Il verminaio scoperchiato in questi giorni sui traffici intorno ai soldi del Carroccio che, a detta delle procure interessate, sarebbero stati distratti per le spese personali della “family” Bossi e di alcuni altri esponenti di spicco del movimento padano, a mio avviso, non determina di per sé le sorti future di quel partito, ma ne accelera di molto la probabile fine.

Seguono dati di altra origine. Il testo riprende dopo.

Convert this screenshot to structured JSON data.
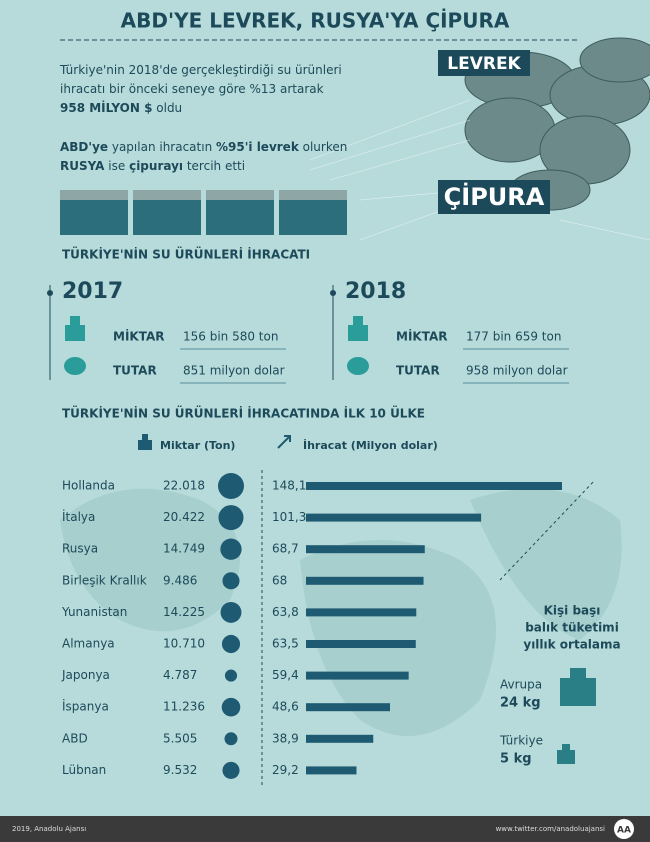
{
  "header": {
    "title": "ABD'YE LEVREK, RUSYA'YA ÇİPURA"
  },
  "intro": [
    [
      {
        "text": "Türkiye'nin 2018'de gerçekleştirdiği su ürünleri",
        "bold": false
      }
    ],
    [
      {
        "text": "ihracatı bir önceki seneye göre %13 artarak",
        "bold": false
      }
    ],
    [
      {
        "text": "958 MİLYON $",
        "bold": true
      },
      {
        "text": " oldu",
        "bold": false
      }
    ]
  ],
  "highlight": [
    [
      {
        "text": "ABD'ye",
        "bold": true
      },
      {
        "text": " yapılan ihracatın ",
        "bold": false
      },
      {
        "text": "%95'i levrek",
        "bold": true
      },
      {
        "text": " olurken",
        "bold": false
      }
    ],
    [
      {
        "text": "RUSYA",
        "bold": true
      },
      {
        "text": " ise ",
        "bold": false
      },
      {
        "text": "çipurayı",
        "bold": true
      },
      {
        "text": " tercih etti",
        "bold": false
      }
    ]
  ],
  "fish_labels": {
    "top": "LEVREK",
    "bottom": "ÇİPURA"
  },
  "exports": {
    "title": "TÜRKİYE'NİN SU ÜRÜNLERİ İHRACATI",
    "years": [
      {
        "year": "2017",
        "miktar_label": "MİKTAR",
        "miktar": "156 bin 580 ton",
        "tutar_label": "TUTAR",
        "tutar": "851 milyon dolar"
      },
      {
        "year": "2018",
        "miktar_label": "MİKTAR",
        "miktar": "177 bin 659 ton",
        "tutar_label": "TUTAR",
        "tutar": "958 milyon dolar"
      }
    ]
  },
  "ranking": {
    "title": "TÜRKİYE'NİN SU ÜRÜNLERİ İHRACATINDA İLK 10 ÜLKE",
    "miktar_header": "Miktar (Ton)",
    "ihracat_header": "İhracat (Milyon dolar)",
    "color": "#1f5a73",
    "rows": [
      {
        "country": "Hollanda",
        "miktar": {
          "value": 22018,
          "label": "22.018"
        },
        "ihracat": {
          "value": 148.1,
          "label": "148,1"
        }
      },
      {
        "country": "İtalya",
        "miktar": {
          "value": 20422,
          "label": "20.422"
        },
        "ihracat": {
          "value": 101.3,
          "label": "101,3"
        }
      },
      {
        "country": "Rusya",
        "miktar": {
          "value": 14749,
          "label": "14.749"
        },
        "ihracat": {
          "value": 68.7,
          "label": "68,7"
        }
      },
      {
        "country": "Birleşik Krallık",
        "miktar": {
          "value": 9486,
          "label": "9.486"
        },
        "ihracat": {
          "value": 68,
          "label": "68"
        }
      },
      {
        "country": "Yunanistan",
        "miktar": {
          "value": 14225,
          "label": "14.225"
        },
        "ihracat": {
          "value": 63.8,
          "label": "63,8"
        }
      },
      {
        "country": "Almanya",
        "miktar": {
          "value": 10710,
          "label": "10.710"
        },
        "ihracat": {
          "value": 63.5,
          "label": "63,5"
        }
      },
      {
        "country": "Japonya",
        "miktar": {
          "value": 4787,
          "label": "4.787"
        },
        "ihracat": {
          "value": 59.4,
          "label": "59,4"
        }
      },
      {
        "country": "İspanya",
        "miktar": {
          "value": 11236,
          "label": "11.236"
        },
        "ihracat": {
          "value": 48.6,
          "label": "48,6"
        }
      },
      {
        "country": "ABD",
        "miktar": {
          "value": 5505,
          "label": "5.505"
        },
        "ihracat": {
          "value": 38.9,
          "label": "38,9"
        }
      },
      {
        "country": "Lübnan",
        "miktar": {
          "value": 9532,
          "label": "9.532"
        },
        "ihracat": {
          "value": 29.2,
          "label": "29,2"
        }
      }
    ]
  },
  "consumption": {
    "title": [
      "Kişi başı",
      "balık tüketimi",
      "yıllık ortalama"
    ],
    "items": [
      {
        "region": "Avrupa",
        "amount": "24 kg"
      },
      {
        "region": "Türkiye",
        "amount": "5 kg"
      }
    ]
  },
  "footer": {
    "left": "2019, Anadolu Ajansı",
    "right": "www.twitter.com/anadoluajansi",
    "logo": "AA"
  }
}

Malgrado il tentativo di risalire la china e nascondere le faide interne attaccando in ogni occasione il governo dei tecnici, in realtà la Lega era da tempo in uno stato di affanno dovuto sostanzialmente al non aver saputo portare a casa nessuno dei suoi obiettivi originari: non il federalismo e men che meno la secessione della Padania, non la diminuzione delle tasse, non lo snellimento dello stato, non la lotta all’immigrazione, non la sicurezza, non la difesa della piccola e media impresa del Nord. Niente di niente.
 
Ora, per quanto dotata di un leader carismatico ancorché ottenebrato nella capacità di giudizio, per quanto ricca di simbolismi che spaziano dal richiamo storico alla pura e semplice buffonata, per quanto innovativa nella sua rozzezza e nel gretto egoismo a sfondo razzista che ha sempre sprigionato, dopo anni di compromissione con la Roma ladrona tanto disprezzata a parole, è difficile non intravedere conseguenze fatali nella perdita dell’ultima verginità rimasta, quella inerente l’onestà dei suoi “barbari sognati” rivelatisi in realtà dei furbi trafficoni (ne sappiamo qualcosa anche in Alessandria, vedi alla voce Grassano).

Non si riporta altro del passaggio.